-
Karaburun Köylerinde Nergis Hasatı
- Patikatrek
- Haberler-Duyurular
- Karaburun Köylerinde Nergis Hasatı
Karaburun Köylerinde Nergis Hasatı
Efsane bu ya, dünyanın en güzel, en yakışıklı erkeği Narkissos bir söylentiye göre Anadolu’da Karaburun yarımadasında yaşarmış. Erkek güzeli Narkissos dillere destan güzelliğinden mi, yoksa yerli yerindeki anatomik yapısal özelliklerinden mi bilinmez biraz kendini beğenmiş özelliklere de sahipmiş. Onun bu büyüleyici güzelliğini gören bütün kızlar da hemencecik ona tutulur ve âşık olurmuş… Erkek güzeli yakışıklı Narkissos’a civarda yaşayan tüm kızlar, hatta periler bile âşıkmış. Ancak kızlar ne yapıp etseler de bir türlü Narkissos’tan yüz bulamazlar ve aşklarının karşılığını alamazlarmış… Sadece kızlar mı yüz bulamayan, periler bile aynı dertten muzdaripmişler…
İşte o perilerden biri Tanrı Zeus’a yalvararak Narkissos’un cezalandırılmasını istemiş bir gün. Mitolojik Tanrı Zeus, aşkına karşılık bulamayan perinin bu isteğini derhal kabul edip “Başkalarını sevmeyen kendisini sevsin” diye beddua ederek cezayı da yapıştırmış; Narkissos ve onun gibi olanlara. Beddua bu; tabiki uzun da sürmez yerine ulaşması… Erkek güzeli Narkissos bir gün su içmek için eğildiği gölde suda yansıyan kendi suretini görür… Görür ve beddua da yerine ulaşır… O andan itibaren Narkissos kendi kendine âşık olur… Aşkın yakıcı alevleri bedenini hızla sarmaya başlayınca sarhoş gibi sallanır yerinde; işte o sarhoşluk anında su içmek için eğildiği göle düşerek boğulur…
Narkissos’un bu beklenmedik ölümü kendisini seven iyi yürekli perileri çok üzer. Sevdikleri yakışıklı adamı sudan çıkarıp gömmeyi düşünürlerken, sudan hiç bilmedikleri o ana kadar görmedikleri bir çiçek çıkmaya başlar. Periler, rengiyle, kokusuyla çok beğendikleri bu nadir çiçeğe Narkissos adını verirler.
Bugün adını Nergis olarak bildiğimiz bu nefis kokulu, güzel renkli çiçeğin adının Narkissos’tan geldiği söylenir. Nergis çiçeğinin anavatanı olarak bilinen Karaburun yarımadasının hemen, hemen tüm köylerinde bu nadide çiçeğin planlı bir şekilde tarımı yapılır. Anadolu’nun nerdeyse en batısında, Ege denizinin lacivert sularına bakan, adları az bilinen bu köylerin ana geçim kaynakları arasında Nergis ve Nergis çiçeği yetiştiriciliği yer alır.

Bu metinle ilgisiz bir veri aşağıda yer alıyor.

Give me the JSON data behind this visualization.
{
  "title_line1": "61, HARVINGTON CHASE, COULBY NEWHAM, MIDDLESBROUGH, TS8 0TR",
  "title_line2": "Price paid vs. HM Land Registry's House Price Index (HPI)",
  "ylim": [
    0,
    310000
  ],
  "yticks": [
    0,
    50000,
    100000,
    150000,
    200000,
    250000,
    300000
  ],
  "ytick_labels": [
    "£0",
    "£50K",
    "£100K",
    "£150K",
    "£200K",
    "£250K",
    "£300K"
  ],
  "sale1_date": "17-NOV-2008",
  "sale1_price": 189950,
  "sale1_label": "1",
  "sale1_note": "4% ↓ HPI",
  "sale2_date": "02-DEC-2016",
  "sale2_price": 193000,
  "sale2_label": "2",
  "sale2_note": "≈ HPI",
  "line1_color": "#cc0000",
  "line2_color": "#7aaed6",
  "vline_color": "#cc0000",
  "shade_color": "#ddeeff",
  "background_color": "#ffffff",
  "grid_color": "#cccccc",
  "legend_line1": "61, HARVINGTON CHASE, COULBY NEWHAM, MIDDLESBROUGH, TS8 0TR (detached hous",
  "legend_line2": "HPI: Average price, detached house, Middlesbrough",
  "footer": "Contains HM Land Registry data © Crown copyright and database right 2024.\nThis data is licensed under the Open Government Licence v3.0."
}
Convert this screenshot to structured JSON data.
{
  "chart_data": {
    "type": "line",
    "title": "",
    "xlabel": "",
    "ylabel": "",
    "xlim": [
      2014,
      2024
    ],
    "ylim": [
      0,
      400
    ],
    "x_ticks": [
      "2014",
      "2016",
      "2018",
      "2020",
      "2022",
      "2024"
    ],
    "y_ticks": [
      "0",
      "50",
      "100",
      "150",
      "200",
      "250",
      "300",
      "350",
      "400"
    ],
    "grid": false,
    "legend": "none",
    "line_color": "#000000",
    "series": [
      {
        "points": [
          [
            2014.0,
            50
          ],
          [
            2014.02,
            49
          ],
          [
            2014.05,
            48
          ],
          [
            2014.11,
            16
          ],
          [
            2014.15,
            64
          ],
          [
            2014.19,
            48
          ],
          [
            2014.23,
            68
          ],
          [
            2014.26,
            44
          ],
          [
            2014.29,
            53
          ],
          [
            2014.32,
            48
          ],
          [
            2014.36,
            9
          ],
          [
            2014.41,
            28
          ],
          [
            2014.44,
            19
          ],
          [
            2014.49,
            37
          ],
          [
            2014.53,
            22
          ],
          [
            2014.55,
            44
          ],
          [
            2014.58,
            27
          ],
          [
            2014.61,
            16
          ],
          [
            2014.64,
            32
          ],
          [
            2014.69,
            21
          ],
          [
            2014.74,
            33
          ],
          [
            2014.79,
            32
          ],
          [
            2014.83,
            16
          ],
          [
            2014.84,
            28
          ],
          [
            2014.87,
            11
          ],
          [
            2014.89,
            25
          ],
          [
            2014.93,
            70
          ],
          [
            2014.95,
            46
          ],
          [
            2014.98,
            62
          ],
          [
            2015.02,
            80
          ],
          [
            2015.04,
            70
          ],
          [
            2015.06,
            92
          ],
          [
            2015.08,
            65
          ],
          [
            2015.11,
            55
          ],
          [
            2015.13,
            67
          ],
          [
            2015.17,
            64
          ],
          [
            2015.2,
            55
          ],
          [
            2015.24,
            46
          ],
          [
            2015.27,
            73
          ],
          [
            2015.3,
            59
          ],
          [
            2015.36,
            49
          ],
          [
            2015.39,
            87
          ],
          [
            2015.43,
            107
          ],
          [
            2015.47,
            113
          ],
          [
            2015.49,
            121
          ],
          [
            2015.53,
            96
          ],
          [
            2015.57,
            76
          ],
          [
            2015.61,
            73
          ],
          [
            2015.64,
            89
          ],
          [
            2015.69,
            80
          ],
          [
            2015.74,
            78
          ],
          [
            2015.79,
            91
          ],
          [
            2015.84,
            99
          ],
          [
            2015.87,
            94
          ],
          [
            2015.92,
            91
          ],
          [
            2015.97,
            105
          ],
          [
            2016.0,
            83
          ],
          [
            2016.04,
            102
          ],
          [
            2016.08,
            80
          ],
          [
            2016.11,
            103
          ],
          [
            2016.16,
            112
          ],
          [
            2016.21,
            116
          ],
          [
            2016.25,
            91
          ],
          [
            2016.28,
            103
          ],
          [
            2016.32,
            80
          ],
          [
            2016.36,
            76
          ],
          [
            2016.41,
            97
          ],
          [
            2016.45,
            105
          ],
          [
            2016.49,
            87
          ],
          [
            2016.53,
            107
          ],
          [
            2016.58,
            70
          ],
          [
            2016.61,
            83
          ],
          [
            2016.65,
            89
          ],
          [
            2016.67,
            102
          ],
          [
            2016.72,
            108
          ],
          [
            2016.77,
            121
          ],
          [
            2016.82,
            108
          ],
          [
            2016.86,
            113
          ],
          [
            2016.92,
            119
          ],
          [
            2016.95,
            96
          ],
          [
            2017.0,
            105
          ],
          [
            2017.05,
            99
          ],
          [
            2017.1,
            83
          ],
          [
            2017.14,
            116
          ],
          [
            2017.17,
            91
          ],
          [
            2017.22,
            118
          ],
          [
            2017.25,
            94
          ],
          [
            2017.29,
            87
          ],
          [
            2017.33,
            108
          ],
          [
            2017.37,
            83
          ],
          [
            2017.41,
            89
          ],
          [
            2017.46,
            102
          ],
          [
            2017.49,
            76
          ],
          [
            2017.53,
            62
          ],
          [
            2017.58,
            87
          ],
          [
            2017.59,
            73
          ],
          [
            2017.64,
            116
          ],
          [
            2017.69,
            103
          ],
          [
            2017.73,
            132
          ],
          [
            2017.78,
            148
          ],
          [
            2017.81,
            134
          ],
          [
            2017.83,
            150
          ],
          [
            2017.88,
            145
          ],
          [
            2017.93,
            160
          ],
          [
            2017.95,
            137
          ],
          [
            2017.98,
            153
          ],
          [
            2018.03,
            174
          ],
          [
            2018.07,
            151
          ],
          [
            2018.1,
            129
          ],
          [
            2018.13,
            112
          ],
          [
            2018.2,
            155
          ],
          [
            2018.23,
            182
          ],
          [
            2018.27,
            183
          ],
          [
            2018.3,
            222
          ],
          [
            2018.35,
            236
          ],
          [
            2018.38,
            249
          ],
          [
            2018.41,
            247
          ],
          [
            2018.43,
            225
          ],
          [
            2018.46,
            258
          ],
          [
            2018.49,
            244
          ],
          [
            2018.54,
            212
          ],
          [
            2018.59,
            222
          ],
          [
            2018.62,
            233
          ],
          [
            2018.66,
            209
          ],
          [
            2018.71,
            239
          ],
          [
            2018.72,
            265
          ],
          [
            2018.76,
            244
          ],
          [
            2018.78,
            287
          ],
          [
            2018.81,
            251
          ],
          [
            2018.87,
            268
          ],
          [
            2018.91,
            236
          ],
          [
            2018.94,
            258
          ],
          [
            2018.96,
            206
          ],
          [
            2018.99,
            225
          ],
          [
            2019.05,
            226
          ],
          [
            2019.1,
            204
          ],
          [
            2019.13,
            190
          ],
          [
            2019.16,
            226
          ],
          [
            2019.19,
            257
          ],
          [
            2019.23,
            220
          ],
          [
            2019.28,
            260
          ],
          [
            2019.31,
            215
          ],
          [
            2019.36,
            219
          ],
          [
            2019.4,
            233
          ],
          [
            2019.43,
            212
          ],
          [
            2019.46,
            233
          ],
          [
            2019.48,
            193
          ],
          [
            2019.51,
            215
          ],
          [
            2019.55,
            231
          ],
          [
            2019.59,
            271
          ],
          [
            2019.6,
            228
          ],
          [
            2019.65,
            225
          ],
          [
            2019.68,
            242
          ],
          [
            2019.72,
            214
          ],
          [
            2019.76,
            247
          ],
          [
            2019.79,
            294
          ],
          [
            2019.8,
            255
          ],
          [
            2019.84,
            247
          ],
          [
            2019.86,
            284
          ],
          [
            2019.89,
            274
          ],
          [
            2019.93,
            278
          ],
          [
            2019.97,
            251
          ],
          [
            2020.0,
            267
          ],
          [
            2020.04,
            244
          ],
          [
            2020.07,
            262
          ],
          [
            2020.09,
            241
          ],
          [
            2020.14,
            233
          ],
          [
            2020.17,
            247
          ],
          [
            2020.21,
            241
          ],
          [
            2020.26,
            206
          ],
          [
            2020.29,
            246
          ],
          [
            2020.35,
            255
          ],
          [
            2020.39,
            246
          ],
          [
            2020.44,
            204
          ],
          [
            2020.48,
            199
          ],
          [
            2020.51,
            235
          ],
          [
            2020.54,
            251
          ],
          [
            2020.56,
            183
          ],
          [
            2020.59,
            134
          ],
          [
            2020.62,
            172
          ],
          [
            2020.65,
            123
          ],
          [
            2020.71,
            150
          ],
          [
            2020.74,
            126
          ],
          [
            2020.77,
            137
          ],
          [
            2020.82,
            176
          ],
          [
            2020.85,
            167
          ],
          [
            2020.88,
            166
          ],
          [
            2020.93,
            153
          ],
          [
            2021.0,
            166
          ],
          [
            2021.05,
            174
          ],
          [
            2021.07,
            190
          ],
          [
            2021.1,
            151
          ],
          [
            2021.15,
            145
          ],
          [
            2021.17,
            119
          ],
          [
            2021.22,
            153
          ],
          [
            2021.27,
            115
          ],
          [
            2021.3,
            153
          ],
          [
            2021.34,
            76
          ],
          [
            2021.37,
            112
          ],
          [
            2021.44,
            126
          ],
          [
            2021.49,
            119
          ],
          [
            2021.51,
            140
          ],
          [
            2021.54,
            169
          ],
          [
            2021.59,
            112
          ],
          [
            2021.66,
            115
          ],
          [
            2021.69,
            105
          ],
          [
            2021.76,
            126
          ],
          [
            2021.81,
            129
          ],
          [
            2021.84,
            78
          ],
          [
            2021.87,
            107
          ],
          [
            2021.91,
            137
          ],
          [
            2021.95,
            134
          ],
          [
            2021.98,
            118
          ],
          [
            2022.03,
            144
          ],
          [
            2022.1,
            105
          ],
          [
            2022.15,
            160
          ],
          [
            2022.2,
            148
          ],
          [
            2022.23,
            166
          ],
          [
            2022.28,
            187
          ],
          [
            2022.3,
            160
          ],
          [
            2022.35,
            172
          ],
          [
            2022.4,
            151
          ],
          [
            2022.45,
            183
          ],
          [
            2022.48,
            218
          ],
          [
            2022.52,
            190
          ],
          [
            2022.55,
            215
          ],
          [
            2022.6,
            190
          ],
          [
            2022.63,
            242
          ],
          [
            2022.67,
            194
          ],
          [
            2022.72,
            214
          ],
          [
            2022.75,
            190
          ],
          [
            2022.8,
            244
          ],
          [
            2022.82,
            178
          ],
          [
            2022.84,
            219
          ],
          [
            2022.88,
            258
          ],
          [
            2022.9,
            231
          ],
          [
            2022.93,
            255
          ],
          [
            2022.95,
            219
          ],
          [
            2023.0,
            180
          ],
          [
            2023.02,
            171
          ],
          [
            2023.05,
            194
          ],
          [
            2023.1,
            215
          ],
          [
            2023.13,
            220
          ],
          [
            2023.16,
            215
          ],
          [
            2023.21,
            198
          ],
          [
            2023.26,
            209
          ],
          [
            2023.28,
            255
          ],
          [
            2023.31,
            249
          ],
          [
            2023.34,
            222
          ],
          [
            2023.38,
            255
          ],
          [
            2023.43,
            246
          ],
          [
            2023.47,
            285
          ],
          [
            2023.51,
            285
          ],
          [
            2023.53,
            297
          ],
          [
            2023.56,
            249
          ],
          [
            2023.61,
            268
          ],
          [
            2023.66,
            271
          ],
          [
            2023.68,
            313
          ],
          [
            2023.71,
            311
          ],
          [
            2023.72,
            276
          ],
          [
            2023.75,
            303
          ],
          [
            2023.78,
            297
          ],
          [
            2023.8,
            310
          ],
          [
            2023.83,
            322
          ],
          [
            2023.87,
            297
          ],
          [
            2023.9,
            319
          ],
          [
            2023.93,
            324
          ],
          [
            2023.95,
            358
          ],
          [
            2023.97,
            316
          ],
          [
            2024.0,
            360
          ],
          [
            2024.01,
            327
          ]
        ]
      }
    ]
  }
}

Karaburun Yarımadası Anadolu' nun en eski yerleşim yerlerinden biridir. Kalkolitik Çağda başlayan yerleşimler, Antik Çağ'da en parlak dönemlerini yaşamış ve İyon Uygarlığının en önemli ve en zengin kentlerinden olan Erythrai'ye bağlı 5 kent Yarımada üzerinde kurulmuştur. Bunlardan birisi olan Sidusa, bugün Karaburun İlçe Merkezi olan ve eski adıyla Ahırlı olarak bilinen Karaburun ve adalar üzerinde yer almaktaydı. O dönemden itibaren yerleşimin sürekli olduğu bu yöre, değişik uygarlık ve egemenliklerin hükümdarlığında sürdürdüğü varlığını 1320 yılında Çaka Bey tarafından alınıp Aydın oğulları egemenliğine sokularak varlığını Türk kimliğiyle devam ettirmiştir.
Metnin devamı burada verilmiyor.